Third Washington was already in the early stages of tear-down even before our orders came in. The troop trains passing through were the first obvious sign to the Brigade; the lack of ‘recovery’ and ‘restoration’ in Grand Island was another. Third had worked their way out of work. It was time to go.
Grand Island had a civilian population of two hundred and six, half of them relief workers. The city had one unreliably working water system, thirty square blocks of restored electrical grid, no natural gas. Not much left to rebuild.
Thursday,
December Twenty-First
07:40 Hours
East of Grand Island, Nebraska
Departure from Grand Island had been delayed until morning, which gave our relief unit more time to set up and be briefed. Our staff wasn’t all that upset about it, either—no one liked running down the track in the dark in territory that might or might-not have enemy roaming about.
Track repair teams had gone ahead of all rail traffic moving east, ensuring that the tracks were safe for travel. Quite a few transport trains—but few cargo trains—had made the run to Lincoln. The previous trains had also been shorter than either ‘Charlie’ or ‘Dog’, and quite uneven in their arrivals. Resuming traffic with a predictable pattern might present an opportunity for an S.A. team to ‘disrupt traffic’, the sanitized version of, ‘destroy a train.’
The Battalion commanders and senior staff had finished our briefing meeting not long after oh seven hundred, prior to departure for Lincoln.

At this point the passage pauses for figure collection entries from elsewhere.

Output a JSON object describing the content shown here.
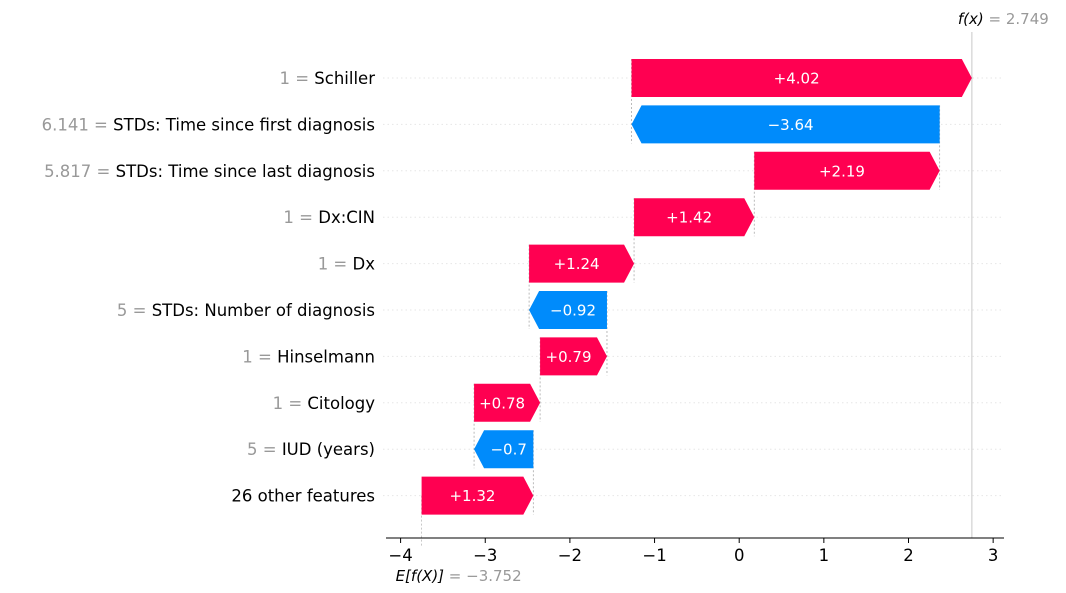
{
  "chart_data": {
    "type": "waterfall",
    "base_value": -3.752,
    "final_value": 2.749,
    "fx_label": "f(x)",
    "fx_value_text": "= 2.749",
    "ex_label": "E[f(X)]",
    "ex_value_text": "= −3.752",
    "features": [
      {
        "value": "1",
        "name": "Schiller",
        "contribution": 4.02,
        "label": "+4.02"
      },
      {
        "value": "6.141",
        "name": "STDs: Time since first diagnosis",
        "contribution": -3.64,
        "label": "−3.64"
      },
      {
        "value": "5.817",
        "name": "STDs: Time since last diagnosis",
        "contribution": 2.19,
        "label": "+2.19"
      },
      {
        "value": "1",
        "name": "Dx:CIN",
        "contribution": 1.42,
        "label": "+1.42"
      },
      {
        "value": "1",
        "name": "Dx",
        "contribution": 1.24,
        "label": "+1.24"
      },
      {
        "value": "5",
        "name": "STDs: Number of diagnosis",
        "contribution": -0.92,
        "label": "−0.92"
      },
      {
        "value": "1",
        "name": "Hinselmann",
        "contribution": 0.79,
        "label": "+0.79"
      },
      {
        "value": "1",
        "name": "Citology",
        "contribution": 0.78,
        "label": "+0.78"
      },
      {
        "value": "5",
        "name": "IUD (years)",
        "contribution": -0.7,
        "label": "−0.7"
      },
      {
        "value": "",
        "name": "26 other features",
        "contribution": 1.32,
        "label": "+1.32"
      }
    ],
    "xlim": [
      -4.2,
      3.1
    ],
    "xticks": [
      -4,
      -3,
      -2,
      -1,
      0,
      1,
      2,
      3
    ],
    "xtick_labels": [
      "−4",
      "−3",
      "−2",
      "−1",
      "0",
      "1",
      "2",
      "3"
    ],
    "colors": {
      "positive": "#ff0051",
      "negative": "#008bfb",
      "value_text": "#999999",
      "grid": "#cccccc"
    }
  }
}
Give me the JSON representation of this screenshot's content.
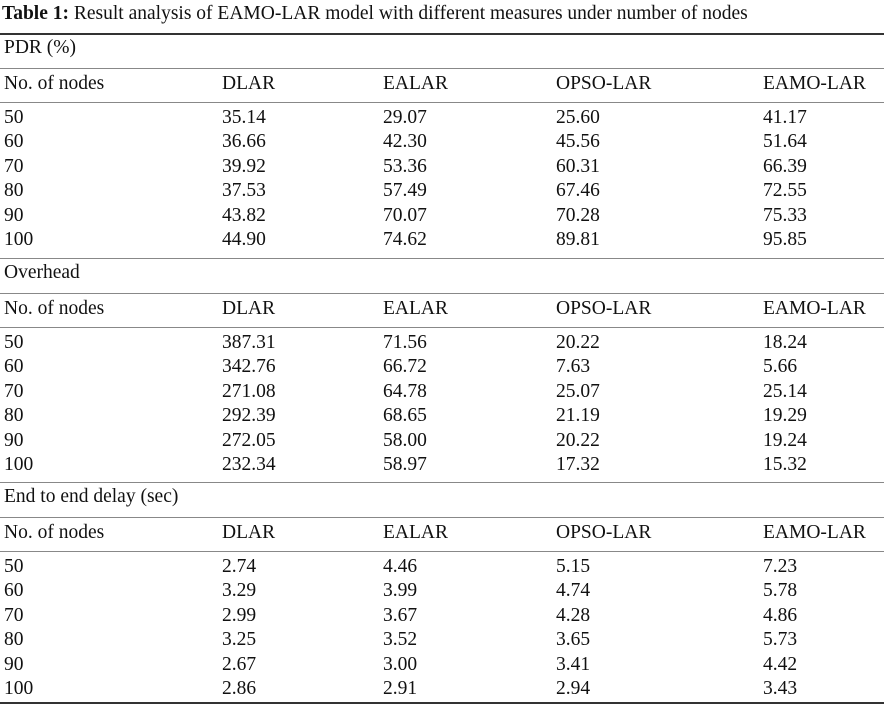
{
  "caption": {
    "label": "Table 1:",
    "text": "Result analysis of EAMO-LAR model with different measures under number of nodes"
  },
  "columns": [
    "No. of nodes",
    "DLAR",
    "EALAR",
    "OPSO-LAR",
    "EAMO-LAR"
  ],
  "sections": [
    {
      "title": "PDR (%)",
      "rows": [
        [
          "50",
          "35.14",
          "29.07",
          "25.60",
          "41.17"
        ],
        [
          "60",
          "36.66",
          "42.30",
          "45.56",
          "51.64"
        ],
        [
          "70",
          "39.92",
          "53.36",
          "60.31",
          "66.39"
        ],
        [
          "80",
          "37.53",
          "57.49",
          "67.46",
          "72.55"
        ],
        [
          "90",
          "43.82",
          "70.07",
          "70.28",
          "75.33"
        ],
        [
          "100",
          "44.90",
          "74.62",
          "89.81",
          "95.85"
        ]
      ]
    },
    {
      "title": "Overhead",
      "rows": [
        [
          "50",
          "387.31",
          "71.56",
          "20.22",
          "18.24"
        ],
        [
          "60",
          "342.76",
          "66.72",
          "7.63",
          "5.66"
        ],
        [
          "70",
          "271.08",
          "64.78",
          "25.07",
          "25.14"
        ],
        [
          "80",
          "292.39",
          "68.65",
          "21.19",
          "19.29"
        ],
        [
          "90",
          "272.05",
          "58.00",
          "20.22",
          "19.24"
        ],
        [
          "100",
          "232.34",
          "58.97",
          "17.32",
          "15.32"
        ]
      ]
    },
    {
      "title": "End to end delay (sec)",
      "rows": [
        [
          "50",
          "2.74",
          "4.46",
          "5.15",
          "7.23"
        ],
        [
          "60",
          "3.29",
          "3.99",
          "4.74",
          "5.78"
        ],
        [
          "70",
          "2.99",
          "3.67",
          "4.28",
          "4.86"
        ],
        [
          "80",
          "3.25",
          "3.52",
          "3.65",
          "5.73"
        ],
        [
          "90",
          "2.67",
          "3.00",
          "3.41",
          "4.42"
        ],
        [
          "100",
          "2.86",
          "2.91",
          "2.94",
          "3.43"
        ]
      ]
    }
  ]
}
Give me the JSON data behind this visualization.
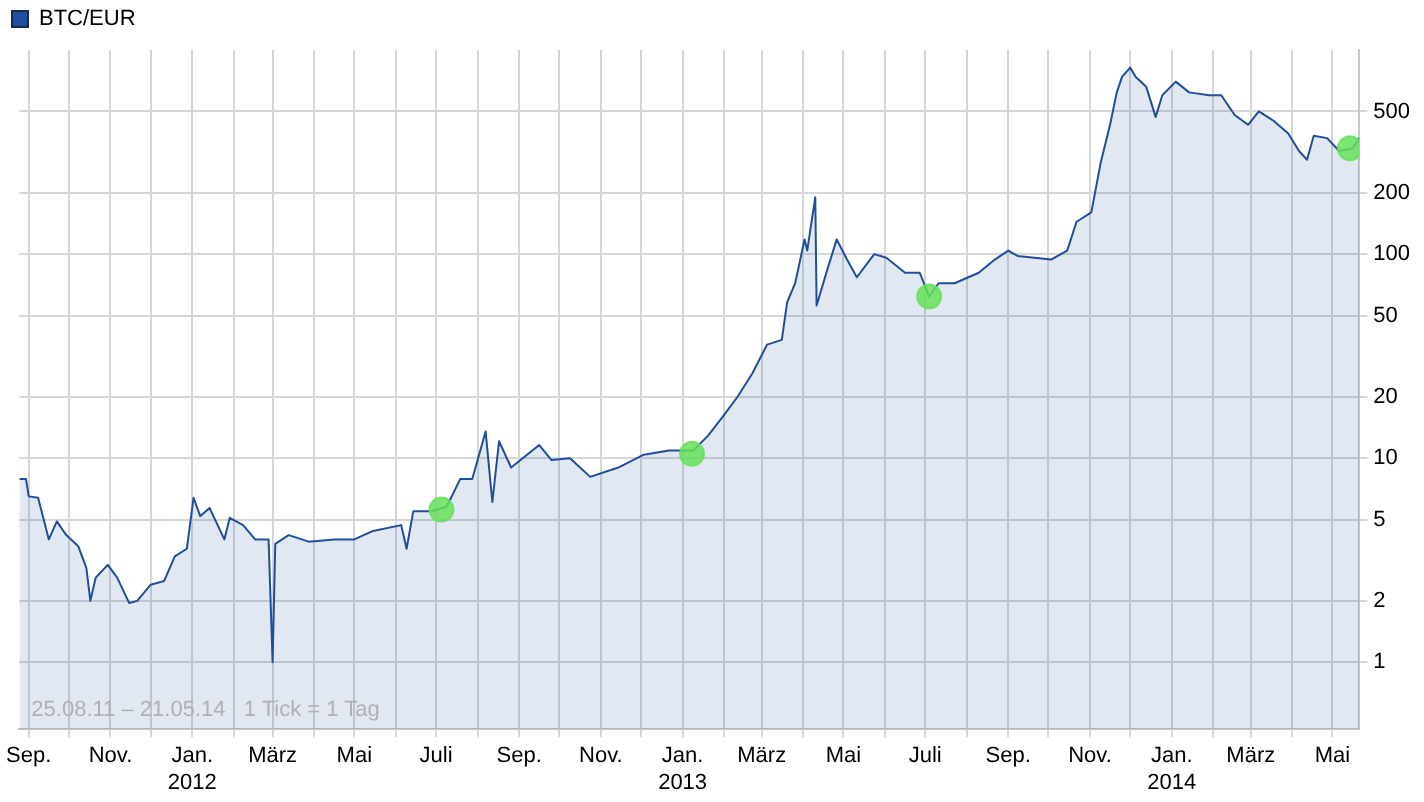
{
  "chart_data": {
    "type": "area",
    "log": "y",
    "grid": true,
    "legend": "top left",
    "xlim": [
      "2011-08-25",
      "2014-05-21"
    ],
    "xticks": [
      {
        "value": "2011-09",
        "label": "Sep."
      },
      {
        "value": "2011-10",
        "label": null
      },
      {
        "value": "2011-11",
        "label": "Nov."
      },
      {
        "value": "2011-12",
        "label": null
      },
      {
        "value": "2012-01",
        "label": "Jan.\n2012"
      },
      {
        "value": "2012-02",
        "label": null
      },
      {
        "value": "2012-03",
        "label": "März"
      },
      {
        "value": "2012-04",
        "label": null
      },
      {
        "value": "2012-05",
        "label": "Mai"
      },
      {
        "value": "2012-06",
        "label": null
      },
      {
        "value": "2012-07",
        "label": "Juli"
      },
      {
        "value": "2012-08",
        "label": null
      },
      {
        "value": "2012-09",
        "label": "Sep."
      },
      {
        "value": "2012-10",
        "label": null
      },
      {
        "value": "2012-11",
        "label": "Nov."
      },
      {
        "value": "2012-12",
        "label": null
      },
      {
        "value": "2013-01",
        "label": "Jan.\n2013"
      },
      {
        "value": "2013-02",
        "label": null
      },
      {
        "value": "2013-03",
        "label": "März"
      },
      {
        "value": "2013-04",
        "label": null
      },
      {
        "value": "2013-05",
        "label": "Mai"
      },
      {
        "value": "2013-06",
        "label": null
      },
      {
        "value": "2013-07",
        "label": "Juli"
      },
      {
        "value": "2013-08",
        "label": null
      },
      {
        "value": "2013-09",
        "label": "Sep."
      },
      {
        "value": "2013-10",
        "label": null
      },
      {
        "value": "2013-11",
        "label": "Nov."
      },
      {
        "value": "2013-12",
        "label": null
      },
      {
        "value": "2014-01",
        "label": "Jan.\n2014"
      },
      {
        "value": "2014-02",
        "label": null
      },
      {
        "value": "2014-03",
        "label": "März"
      },
      {
        "value": "2014-04",
        "label": null
      },
      {
        "value": "2014-05",
        "label": "Mai"
      }
    ],
    "ylim": [
      0.47,
      1000
    ],
    "yticks": [
      1,
      2,
      5,
      10,
      20,
      50,
      100,
      200,
      500
    ],
    "annotations": [
      "25.08.11 – 21.05.14   1 Tick = 1 Tag"
    ],
    "series": [
      {
        "name": "BTC/EUR",
        "color": "#1f4e9c",
        "x": [
          "2011-08-25",
          "2011-08-30",
          "2011-09-01",
          "2011-09-08",
          "2011-09-16",
          "2011-09-22",
          "2011-09-29",
          "2011-10-08",
          "2011-10-14",
          "2011-10-17",
          "2011-10-21",
          "2011-10-30",
          "2011-11-06",
          "2011-11-15",
          "2011-11-21",
          "2011-12-01",
          "2011-12-11",
          "2011-12-19",
          "2011-12-28",
          "2012-01-02",
          "2012-01-07",
          "2012-01-14",
          "2012-01-25",
          "2012-01-29",
          "2012-02-08",
          "2012-02-17",
          "2012-02-27",
          "2012-03-01",
          "2012-03-03",
          "2012-03-13",
          "2012-03-28",
          "2012-04-16",
          "2012-05-01",
          "2012-05-15",
          "2012-06-05",
          "2012-06-09",
          "2012-06-14",
          "2012-06-28",
          "2012-07-09",
          "2012-07-19",
          "2012-07-28",
          "2012-08-07",
          "2012-08-12",
          "2012-08-17",
          "2012-08-26",
          "2012-09-16",
          "2012-09-25",
          "2012-10-09",
          "2012-10-24",
          "2012-11-14",
          "2012-12-03",
          "2012-12-22",
          "2013-01-09",
          "2013-01-20",
          "2013-01-31",
          "2013-02-11",
          "2013-02-22",
          "2013-03-05",
          "2013-03-16",
          "2013-03-20",
          "2013-03-26",
          "2013-04-02",
          "2013-04-04",
          "2013-04-10",
          "2013-04-11",
          "2013-04-19",
          "2013-04-26",
          "2013-05-03",
          "2013-05-11",
          "2013-05-24",
          "2013-06-02",
          "2013-06-16",
          "2013-06-27",
          "2013-07-04",
          "2013-07-11",
          "2013-07-23",
          "2013-08-10",
          "2013-08-22",
          "2013-09-01",
          "2013-09-08",
          "2013-10-03",
          "2013-10-15",
          "2013-10-22",
          "2013-11-02",
          "2013-11-09",
          "2013-11-16",
          "2013-11-21",
          "2013-11-25",
          "2013-12-01",
          "2013-12-05",
          "2013-12-13",
          "2013-12-20",
          "2013-12-25",
          "2014-01-04",
          "2014-01-14",
          "2014-01-29",
          "2014-02-07",
          "2014-02-17",
          "2014-02-27",
          "2014-03-07",
          "2014-03-18",
          "2014-03-29",
          "2014-04-06",
          "2014-04-12",
          "2014-04-17",
          "2014-04-27",
          "2014-05-06",
          "2014-05-16",
          "2014-05-21"
        ],
        "values": [
          7.9,
          7.9,
          6.5,
          6.4,
          4.0,
          4.9,
          4.2,
          3.7,
          2.9,
          2.0,
          2.6,
          3.0,
          2.6,
          1.95,
          2.0,
          2.4,
          2.5,
          3.3,
          3.6,
          6.4,
          5.2,
          5.7,
          4.0,
          5.1,
          4.7,
          4.0,
          4.0,
          1.0,
          3.8,
          4.2,
          3.9,
          4.0,
          4.0,
          4.4,
          4.7,
          3.6,
          5.5,
          5.5,
          5.8,
          7.9,
          7.9,
          13.5,
          6.1,
          12.1,
          9.0,
          11.6,
          9.8,
          10.0,
          8.1,
          9.0,
          10.4,
          10.9,
          10.9,
          12.9,
          16,
          20,
          26,
          36,
          38,
          58,
          72,
          118,
          104,
          190,
          56,
          84,
          118,
          96,
          77,
          100,
          96,
          81,
          81,
          62,
          72,
          72,
          81,
          94,
          104,
          98,
          94,
          104,
          144,
          160,
          280,
          430,
          620,
          740,
          820,
          740,
          660,
          470,
          600,
          700,
          620,
          600,
          600,
          480,
          430,
          500,
          450,
          390,
          320,
          290,
          380,
          370,
          320,
          330,
          370
        ]
      },
      {
        "type": "scatter",
        "color": "#66e05a",
        "marker": "circle",
        "x": [
          "2012-07-05",
          "2013-01-08",
          "2013-07-04",
          "2014-05-14"
        ],
        "values": [
          5.6,
          10.5,
          62,
          330
        ]
      }
    ]
  }
}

Our travel would take us through the ‘Hobson’ rail yard south of Interstate Eighty, where most of the supply trains would stage. ‘Charlie’ would stage near the University of Nebraska-Lincoln campus; ‘Dog’ would stage on the northern edge of the rail yard. Two other trains, belonging to Idaho’s ‘Gem State’ Brigade, would also stage in Lincoln. ‘Able’ at the municipal airport; ‘Baker’ in another rail yard northeast of town along U.S. Six, the ‘Cornhusker Highway.’ The Idaho units were moving east from Denver, following us along.
Intel provided by advanced ground crews and limited aerial reconnaissance showed that most of Lincoln was relatively intact. The notable exceptions included almost all of the downtown area, the heavily damaged State Capitol, and many of the freeway overpasses. Aerial images showed the wreckage of hundreds of vehicles blocked by the destroyed bridges, abandoned or bombed, not unlike North Platte.
A quarter million people lived in Lincoln, before the War. The sketchy reports from the city stated that perhaps a third of that number was still present, after the siege, now they were hungry and cold.